GBP/USD Remains Supported by MAs After the GDP Report
GBP/USD plummeted more than 10 cents in Q3 of last year, but in the last months of 2023, this pair saw high demand again as the USD tumbled lower on dovish FED rhetoric. Despite the UK economy’s deterioration, we saw a reversal in November, and the price has been steadily rising since then, with the year ending near 1.30 and moving averages acting as support on different timeframe charts.
The GBP doesn’t have much going on for itself, with the UK economy hoovering around recession/stagnation but, the USD continues to display weakness, keeping this pair upbeat, as it continues to rise despite a stronger consumer inflation report from the US yesterday. That’s because the market is adjusting for rate cuts to start this year around the globe, which has been pulling the USD down, as traders expect the FED to start cutting interest rates first, probably by March.

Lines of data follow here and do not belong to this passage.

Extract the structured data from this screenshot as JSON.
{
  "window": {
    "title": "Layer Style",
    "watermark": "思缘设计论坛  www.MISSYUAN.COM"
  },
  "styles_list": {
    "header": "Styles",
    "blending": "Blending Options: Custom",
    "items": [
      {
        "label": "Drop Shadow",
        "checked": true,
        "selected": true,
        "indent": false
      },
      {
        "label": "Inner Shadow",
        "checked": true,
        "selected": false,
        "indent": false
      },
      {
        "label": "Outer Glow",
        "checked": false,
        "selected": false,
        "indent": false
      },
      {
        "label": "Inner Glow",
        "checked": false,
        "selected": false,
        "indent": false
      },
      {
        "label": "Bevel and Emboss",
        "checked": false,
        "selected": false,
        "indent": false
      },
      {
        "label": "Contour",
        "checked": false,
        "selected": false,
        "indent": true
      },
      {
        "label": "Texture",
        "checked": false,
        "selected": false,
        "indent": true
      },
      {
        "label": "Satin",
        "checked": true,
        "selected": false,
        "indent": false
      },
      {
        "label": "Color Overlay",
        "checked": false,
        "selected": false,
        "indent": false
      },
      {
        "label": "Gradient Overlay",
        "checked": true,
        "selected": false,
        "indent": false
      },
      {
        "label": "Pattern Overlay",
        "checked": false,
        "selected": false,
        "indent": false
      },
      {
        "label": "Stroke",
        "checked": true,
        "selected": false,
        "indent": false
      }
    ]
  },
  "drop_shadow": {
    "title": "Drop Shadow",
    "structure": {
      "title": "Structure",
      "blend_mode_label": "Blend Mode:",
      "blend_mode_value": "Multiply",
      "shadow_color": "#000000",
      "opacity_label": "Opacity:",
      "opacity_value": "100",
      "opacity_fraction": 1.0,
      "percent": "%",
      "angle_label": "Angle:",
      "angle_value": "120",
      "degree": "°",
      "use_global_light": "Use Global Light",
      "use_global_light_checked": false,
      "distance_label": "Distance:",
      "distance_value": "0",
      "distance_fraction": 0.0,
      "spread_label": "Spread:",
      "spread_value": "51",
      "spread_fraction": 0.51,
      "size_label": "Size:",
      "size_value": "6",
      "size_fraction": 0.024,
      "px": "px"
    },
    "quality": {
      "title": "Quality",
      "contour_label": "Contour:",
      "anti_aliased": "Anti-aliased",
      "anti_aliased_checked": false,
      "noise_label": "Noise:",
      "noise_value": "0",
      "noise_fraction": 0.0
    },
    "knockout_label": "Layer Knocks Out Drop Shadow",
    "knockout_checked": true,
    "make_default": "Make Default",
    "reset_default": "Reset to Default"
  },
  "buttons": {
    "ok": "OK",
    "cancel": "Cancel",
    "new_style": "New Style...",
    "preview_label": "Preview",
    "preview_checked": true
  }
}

Yesterday GBP/USD Dipped around 60 pips lower just below 1.27, where it found support at the 100 SMA on the H4 chart and it rebounded back up where it was later, sio we are keeping a bullish bias for this pair and will buy retracs lower. This morning we had the inflation report from the UK, which showed a return to growth in November after a-0.3% contraction in October, which is positive.
UK November GDP Report
- November monthly GDP +0.3% vs +0.2% m/m expected
- October GDP was -0.3%
- Services output +0.4% m/m
- Industrial output +0.3% m/m
- Manufacturing output +0.4% m/m
- Construction output -0.2% m/m
This just reaffirms a modest recovery in the UK economy towards the end of last year, as evident by the PMI data in the last two months as well. That does offer the BOE some added breathing room on holding rates, although the consumer side remains weak and that is something to be wary about for the months ahead.